Kathleen McKinnon
Post-war Germany was a case that was very difficult, how to deal with so many people that were complicit with the regime even if it was by not doing anything to stop it. How can a nation be rebuilt if it was so much at fault? The fluidity of collective and individual memory makes this an interesting example of where guilt can be laid and how to deal with people just being people and living their lives complicit with a ruling regime just to get some of the benefits that were offered. (Mary Fulbrook, “Voices of the Victims” 405). When the Nazis fell, there was a dichotomy to deal with of who is guilty and who was not into the bad stuff as much.
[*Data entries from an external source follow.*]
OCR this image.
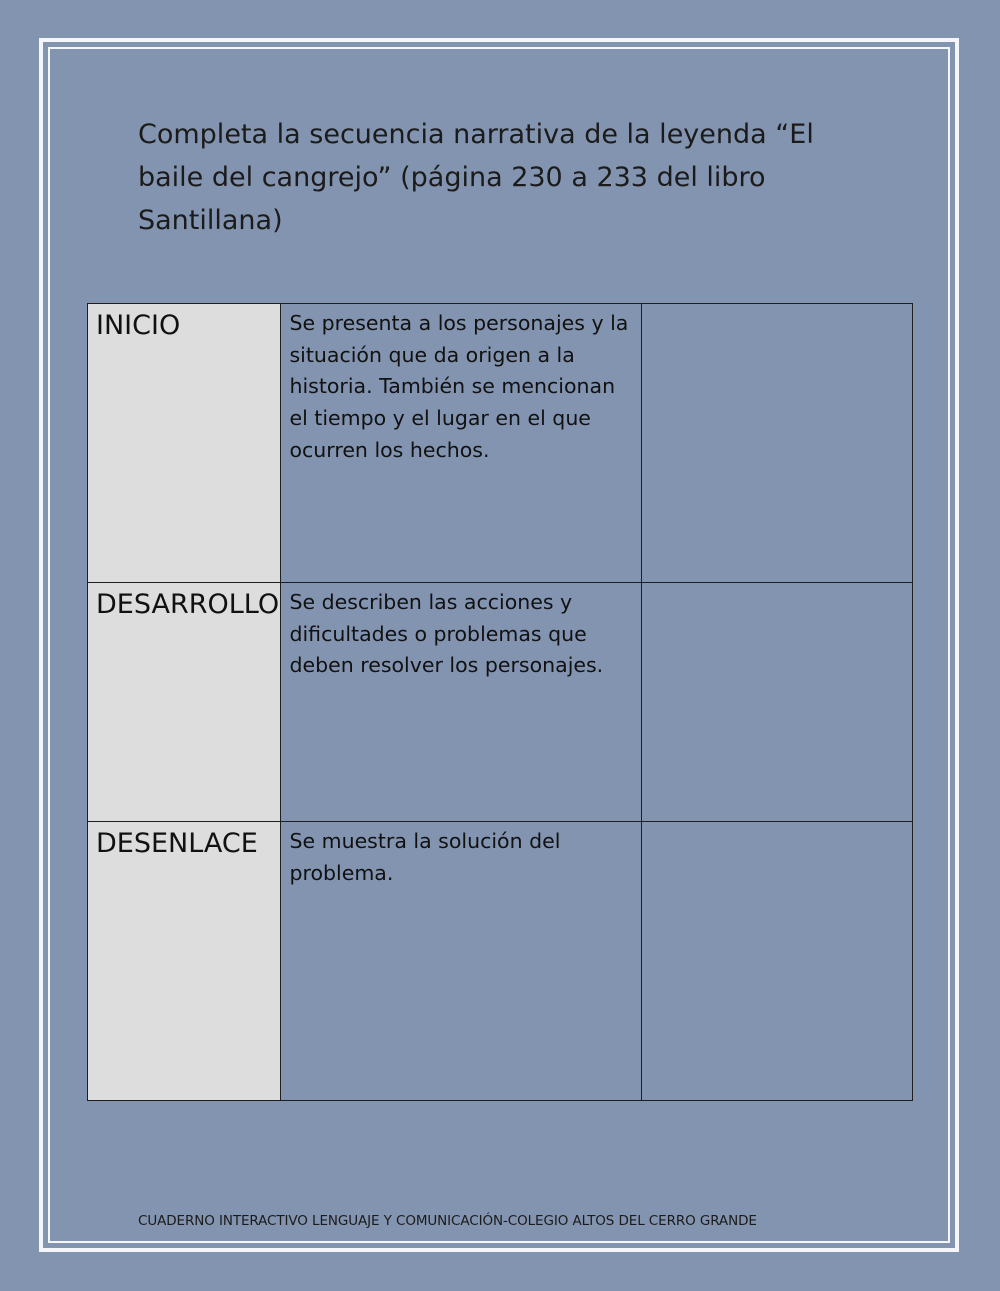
Completa la secuencia narrativa de la leyenda “El baile del cangrejo” (página 230 a 233 del libro Santillana)
INICIO	Se presenta a los personajes y la situación que da origen a la historia. También se mencionan el tiempo y el lugar en el que ocurren los hechos.	

DESARROLLO	Se describen las acciones y dificultades o problemas que deben resolver los personajes.	

DESENLACE	Se muestra la solución del problema.	

CUADERNO INTERACTIVO LENGUAJE Y COMUNICACIÓN-COLEGIO ALTOS DEL CERRO GRANDE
There was a level of success for people in the regime and the achievements that they had now they need to be careful barging about post-war. For example, in the end, what seems to be the issue is how to move on from a past that many were complicit in but not with every evil intent of the regime may be sometimes that includes creating an image of distance between oneself and the past (Mary Fulbrook, “Voices of the Victims” 405).
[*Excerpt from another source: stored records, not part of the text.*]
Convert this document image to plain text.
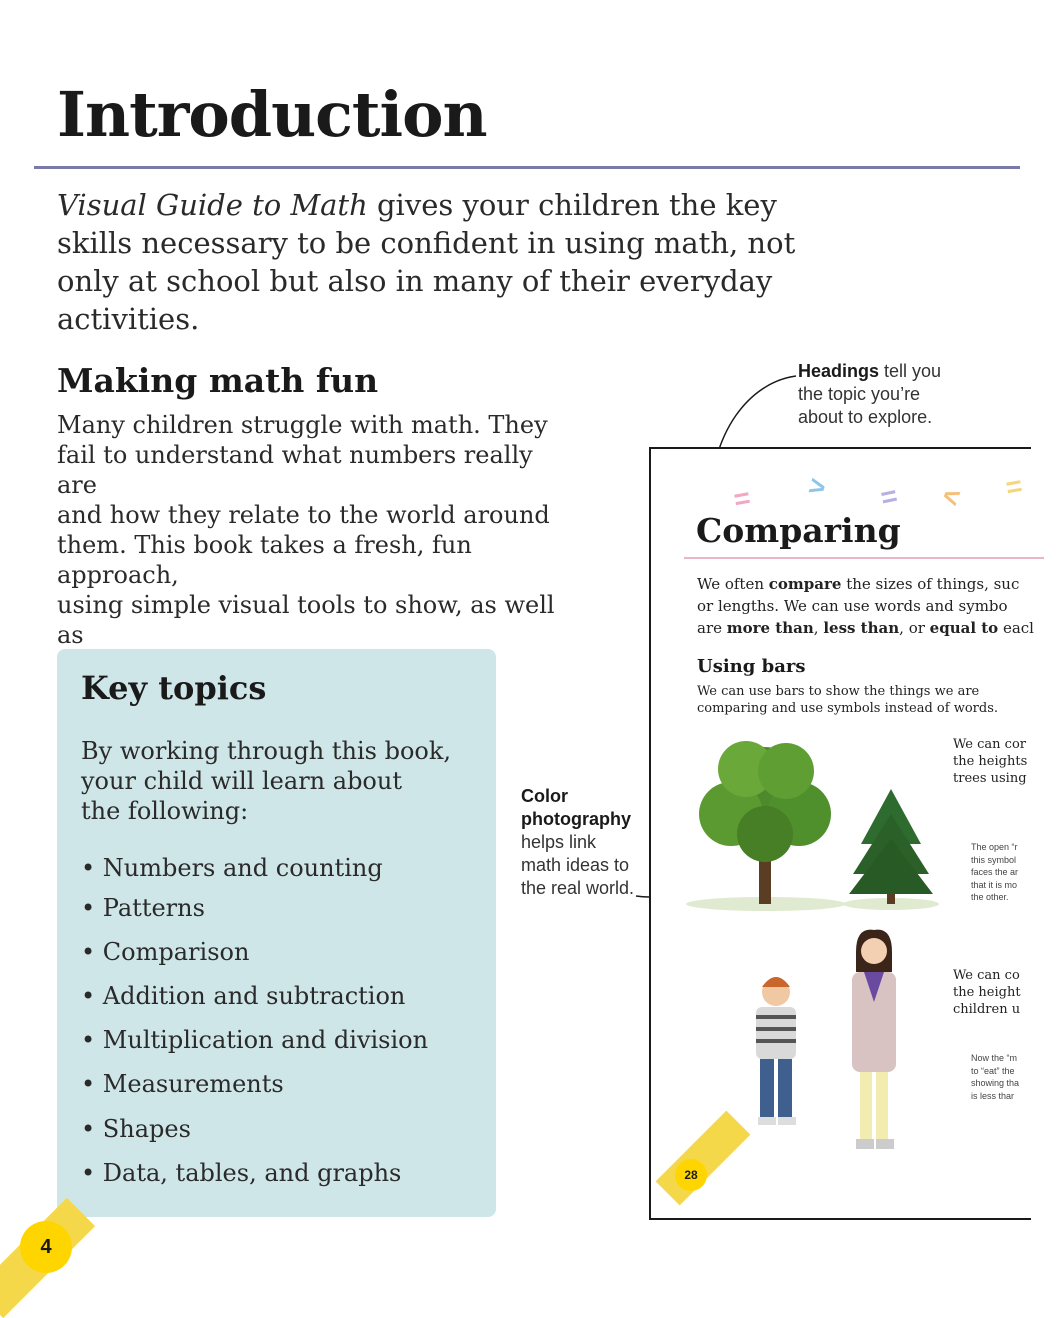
Introduction

Visual Guide to Math gives your children the key skills necessary to be confident in using math, not only at school but also in many of their everyday activities.

Making math fun
Many children struggle with math. They
fail to understand what numbers really are
and how they relate to the world around
them. This book takes a fresh, fun approach,
using simple visual tools to show, as well as
Key topics
By working through this book,
your child will learn about
the following:

• Numbers and counting

• Patterns

• Comparison

• Addition and subtraction

• Multiplication and division

• Measurements

• Shapes

• Data, tables, and graphs

4
Headings tell you
the topic you’re
about to explore.
Color
photography
helps link
math ideas to
the real world.
= > = < =
Comparing
We often compare the sizes of things, suc
or lengths. We can use words and symbo
are more than, less than, or equal to eacl
Using bars
We can use bars to show the things we are
comparing and use symbols instead of words.
We can cor
the heights
trees using
The open “r
this symbol
faces the ar
that it is mo
the other.
We can co
the height
children u
Now the “m
to “eat” the
showing tha
is less thar
28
It is clear that most people just as easily shifted their focus to other things, the liberal left, society/social norms that were frowned upon under the Nazis, etc. (Joachim Häberlen, “(Not) Narrating the History of the Federal Republic: Reflections on the Place of the New Left in West German History and Historiography”,110). So that proves that many were not stuck on Nazi values, meaning then there is a struggle to remember what was thought to be good under the lens of later knowing that there was something wrong participated in, at least wrong for the new liberal standards brought by the west- at the time of East Germany there were other issues to be dealt with.
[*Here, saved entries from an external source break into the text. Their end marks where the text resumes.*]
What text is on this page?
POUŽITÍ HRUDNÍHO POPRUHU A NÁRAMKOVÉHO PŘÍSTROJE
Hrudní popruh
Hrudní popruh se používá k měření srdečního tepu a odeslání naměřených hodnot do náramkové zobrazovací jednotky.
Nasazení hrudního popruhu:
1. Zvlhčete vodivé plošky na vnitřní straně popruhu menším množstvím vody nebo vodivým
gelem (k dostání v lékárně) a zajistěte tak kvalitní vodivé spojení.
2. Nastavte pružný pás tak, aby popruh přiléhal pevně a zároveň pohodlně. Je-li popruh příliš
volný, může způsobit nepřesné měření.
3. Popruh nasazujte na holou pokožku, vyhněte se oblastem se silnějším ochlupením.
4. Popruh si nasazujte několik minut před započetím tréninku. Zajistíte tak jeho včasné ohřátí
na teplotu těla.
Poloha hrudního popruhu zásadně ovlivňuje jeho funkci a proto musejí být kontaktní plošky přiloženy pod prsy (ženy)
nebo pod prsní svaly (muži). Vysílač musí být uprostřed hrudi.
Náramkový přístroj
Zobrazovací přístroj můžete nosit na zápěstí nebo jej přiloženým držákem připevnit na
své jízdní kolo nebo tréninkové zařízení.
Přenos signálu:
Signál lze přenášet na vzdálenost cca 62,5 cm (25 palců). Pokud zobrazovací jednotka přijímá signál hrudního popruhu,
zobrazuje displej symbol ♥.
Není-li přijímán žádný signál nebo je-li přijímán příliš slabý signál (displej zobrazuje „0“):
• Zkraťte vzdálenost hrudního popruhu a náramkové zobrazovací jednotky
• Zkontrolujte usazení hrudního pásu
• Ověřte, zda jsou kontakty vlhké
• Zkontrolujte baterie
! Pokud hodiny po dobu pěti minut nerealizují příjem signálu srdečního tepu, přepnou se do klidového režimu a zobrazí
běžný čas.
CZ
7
Mary Fulbrook, “Discomfort Zones” and “Voices of the Victims” in Reckonings: Legacies of Nazi Persecution and the Quest for Justice (Oxford University Press, 2018), pp: 314-336, 361-377.
Joachim Häberlen, “(Not) Narrating the History of the Federal Republic: Reflections on the Place of the New Left in West German History and Historiography” Central European History Vol. 52, Issue 1 (March 2019): 107-124.